Once a strategic plan was put in place, other factors working against the system at the time were met thanks to the Board’s work and support from the people of the state.
“The two biggest challenges we faced were the constitutional measure to eliminate the State Board of Higher Education and the complaint against the Board filed with the Higher Learning Commission,” Skogen noted. “The first threatened the very independence of higher education; the second threatened our accreditation. The voters resoundingly eliminated the first threat, and we worked very hard to respond to the HLC complaint to get it behind us. Although we have another HLC visit coming up this fall, we’re in a far better position than we were two years ago.”
With those challenges met, the Board was able to take on another issue: that of offering proper orientation and training to incoming Board members in order to bring them up to speed on matters regarding ongoing Board business and the proper way to conduct it. He felt all those challenges had seen positive results.
With time short until he returns to his post as president of Bismarck State College, Skogen said he bore a new appreciation for the hard work done to keep the Board and system office running smoothly. He doesn’t think his leadership style for BSC will be all that much different than before.
“I’m still me and BSC is still a great institution with outstanding, dedicated folks who go to work every day to help students succeed,” he said. “That’s how it was two years ago, how it is today, and how it’ll be after July 1.”

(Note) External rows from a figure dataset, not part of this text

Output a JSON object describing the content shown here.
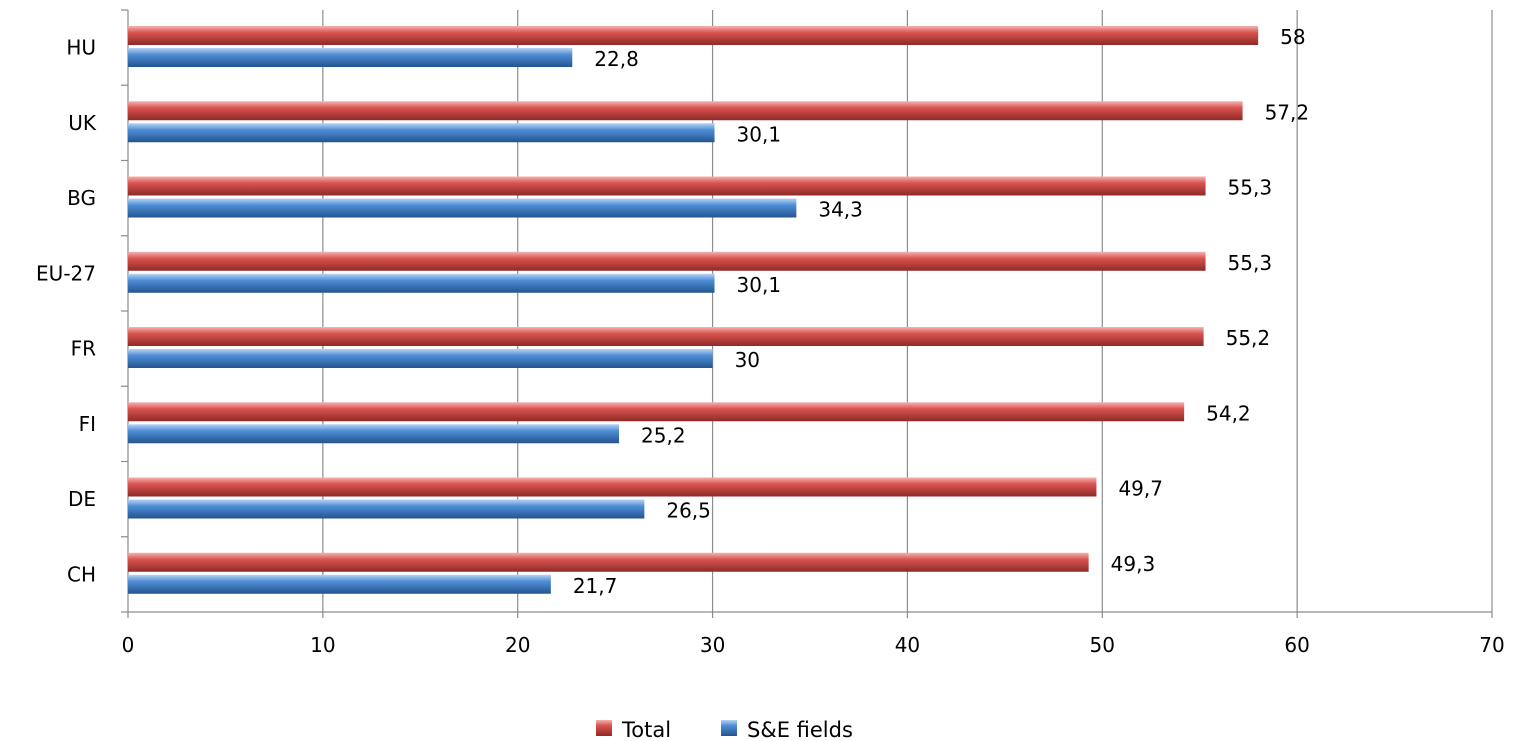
{
  "chart_data": {
    "type": "bar",
    "orientation": "horizontal",
    "categories": [
      "HU",
      "UK",
      "BG",
      "EU-27",
      "FR",
      "FI",
      "DE",
      "CH"
    ],
    "series": [
      {
        "name": "Total",
        "values": [
          58,
          57.2,
          55.3,
          55.3,
          55.2,
          54.2,
          49.7,
          49.3
        ],
        "value_labels": [
          "58",
          "57,2",
          "55,3",
          "55,3",
          "55,2",
          "54,2",
          "49,7",
          "49,3"
        ],
        "color": "#c0504d"
      },
      {
        "name": "S&E fields",
        "values": [
          22.8,
          30.1,
          34.3,
          30.1,
          30,
          25.2,
          26.5,
          21.7
        ],
        "value_labels": [
          "22,8",
          "30,1",
          "34,3",
          "30,1",
          "30",
          "25,2",
          "26,5",
          "21,7"
        ],
        "color": "#4f81bd"
      }
    ],
    "xlim": [
      0,
      70
    ],
    "xticks": [
      "0",
      "10",
      "20",
      "30",
      "40",
      "50",
      "60",
      "70"
    ],
    "title": "",
    "xlabel": "",
    "ylabel": "",
    "grid": "vertical",
    "legend_position": "bottom"
  }
}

He noted that he will miss the people within the system office, whom he referred to as “hard-working, dedicated, smart and sincere in serving North Dakota and the university system and its 11 institutions.” He would also miss the close working relationships he’s had with the Board members.
“They are equally dedicated, hard working, smart and sincere in carrying out their constitutional duties,” Skogen noted. “Being at a campus, one often feels once removed from them. I’ve enjoyed working with them as we’ve worked through some very difficult issues.”
Now, he was looking forward to what he said had attracted him to higher education in the first place: the education of students, the hard work of campus employees and the rhythm of campus life.
“My first exposure to higher education—as a faculty member and not a student—was at the United States Air Force Academy,” he said. “I found then that I thoroughly enjoyed working with cadets, working with fellow faculty members, and marking time forward through semesters, ending with the pomp of graduation and its celebrations. Much of that is missing at the system level. I look forward to getting back into that environment.”
As one last step to do his best to ensure system-level success, Skogen has been speaking regularly with Hagerott about the needs and wants of both higher education and the public it serves. His biggest advice to his successor? Listen.
“Dr. Hagerott and I have had many opportunities to talk and what he and I are agreed upon is the need to listen to stakeholders,” Skogen said. “He’s going to be doing that.”
In conclusion, Skogen offered one last thought for all who helped make the system as accomplished as possible.
“I appreciate the support of the Board members, the presidents of all the institutions, and the university system staff,” he said. “We all had to be working toward the same goals to see progress, and I believe we’ve witnessed much of that.”
Skogen’s final Board meeting as Interim Chancellor will take place in Fargo June 24-25. His final day will be June 30, with Hagerott shouldering the responsibility the very next day.